Background: Inflammatory pain can be effectively controlled by an interaction of opioid receptors on peripheral sensory nerve terminals with opioid peptides released from immune cells upon stressful stimulation. To define the source of opioid peptide production, we sought to identify and quantify populations of opioid-containing cells during the course of Freund's complete adjuvant-induced hind paw inflammation in the rat. In parallel, we examined the development of stress-induced local analgesia in the paw.
Methods: At 2, 6, and 96 h after Freund's complete adjuvant inoculation, cells were characterized by flow cytometry using a monoclonal pan-opioid antibody (3E7) and antibodies against cell surface antigens and by immunohistochemistry using a polyclonal antibody to beta-endorphin. After magnetic cell sorting, the beta-endorphin content was quantified by radioimmunoassay. Pain responses before and after cold water swim stress were evaluated by paw pressure thresholds.

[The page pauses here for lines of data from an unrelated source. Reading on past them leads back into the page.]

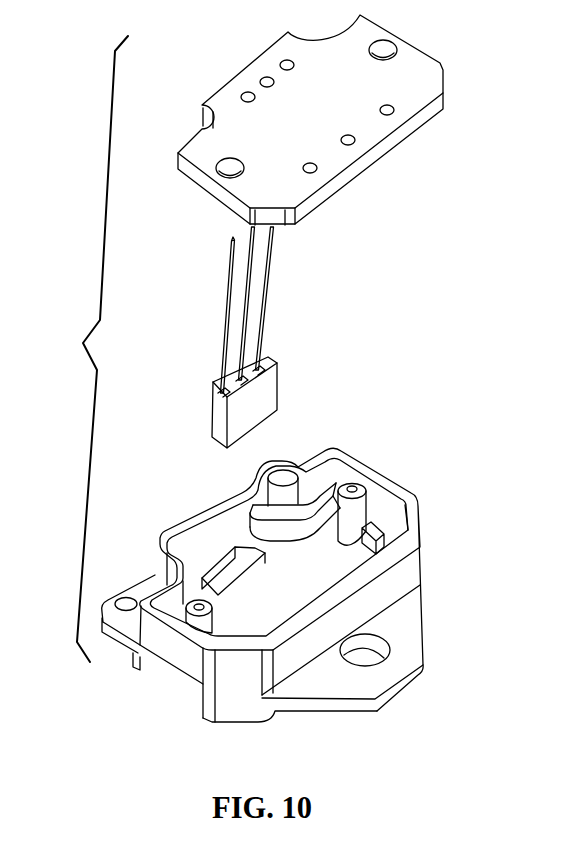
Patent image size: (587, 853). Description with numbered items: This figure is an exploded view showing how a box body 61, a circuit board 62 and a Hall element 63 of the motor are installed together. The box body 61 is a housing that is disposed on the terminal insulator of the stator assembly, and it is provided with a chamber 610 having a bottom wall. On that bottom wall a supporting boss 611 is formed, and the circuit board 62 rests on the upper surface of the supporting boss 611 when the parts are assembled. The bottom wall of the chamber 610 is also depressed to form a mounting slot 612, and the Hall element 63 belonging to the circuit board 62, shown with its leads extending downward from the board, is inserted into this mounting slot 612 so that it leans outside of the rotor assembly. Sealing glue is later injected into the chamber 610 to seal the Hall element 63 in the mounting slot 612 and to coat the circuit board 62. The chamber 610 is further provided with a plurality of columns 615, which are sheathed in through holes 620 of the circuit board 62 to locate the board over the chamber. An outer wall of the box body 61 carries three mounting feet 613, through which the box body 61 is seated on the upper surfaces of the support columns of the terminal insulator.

The box body 61 is at (175, 675).
The chamber 610 is at (262, 617).
The supporting boss 611 is at (378, 527).
The mounting slot 612 is at (214, 572).
The mounting feet 613 is at (407, 632).
The columns 615 is at (360, 485).
The circuit board 62 is at (296, 117).
The through holes 620 is at (385, 50).
The Hall element 63 is at (217, 420).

Results: In early inflammation, 66% of opioid peptide-producing (3E7+) leukocytes were HIS48+ granulocytes. In contrast, at later stages (96 h), the majority of 3E7+ immune cells were ED1+ monocytes or macrophages (73%). During the 4 days after Freund's complete adjuvant inoculation, the number of 3E7+ cells increased 5.6-fold (P < 0.001, Kruskal-Wallis test) and the beta-endorphin content in the paw multiplied 3.9-fold (P < 0.05, Kruskal-Wallis test). In parallel, cold water swim stress-induced analgesia increased by 160% (P < 0.01, analysis of variance).

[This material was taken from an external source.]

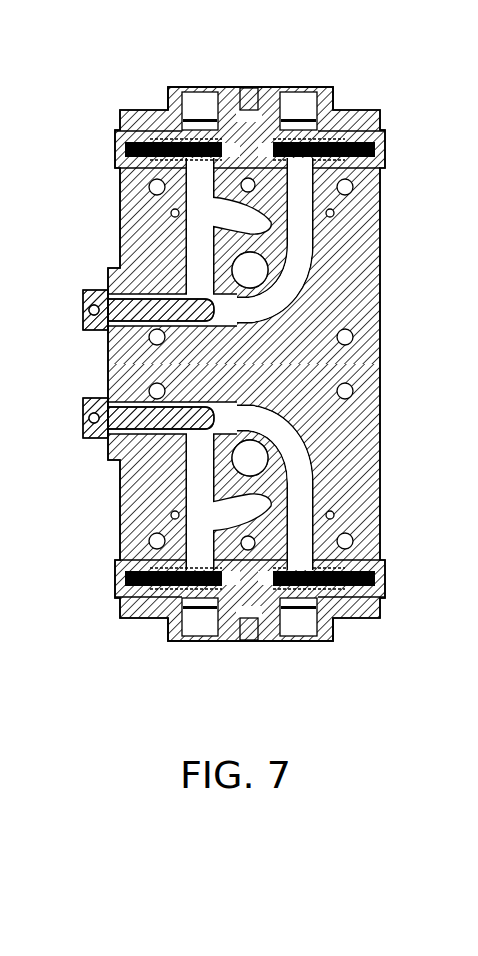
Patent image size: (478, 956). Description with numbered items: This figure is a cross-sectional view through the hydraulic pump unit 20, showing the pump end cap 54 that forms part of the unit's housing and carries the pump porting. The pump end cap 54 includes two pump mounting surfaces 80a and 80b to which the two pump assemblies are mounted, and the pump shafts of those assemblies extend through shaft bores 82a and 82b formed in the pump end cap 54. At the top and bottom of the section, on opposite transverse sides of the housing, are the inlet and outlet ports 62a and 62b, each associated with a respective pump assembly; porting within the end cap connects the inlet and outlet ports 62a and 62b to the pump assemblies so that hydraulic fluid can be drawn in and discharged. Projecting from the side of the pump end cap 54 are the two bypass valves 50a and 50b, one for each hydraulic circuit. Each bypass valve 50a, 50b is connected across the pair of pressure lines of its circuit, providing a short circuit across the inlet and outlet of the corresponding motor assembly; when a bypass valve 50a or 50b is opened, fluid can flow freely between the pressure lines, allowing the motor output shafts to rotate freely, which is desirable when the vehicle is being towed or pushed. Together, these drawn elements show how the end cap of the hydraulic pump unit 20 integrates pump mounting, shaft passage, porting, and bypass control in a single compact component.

Conclusions: The degree of endogenous pain inhibition is proportional to the number of opioid peptide-producing cells, and distinct leukocyte lineages contribute to this function at different stages of inflammation. These mechanisms may be important for understanding pain in immunosuppressed states such as cancer, diabetes, or AIDS and for the design of novel therapeutic strategies in inflammatory diseases.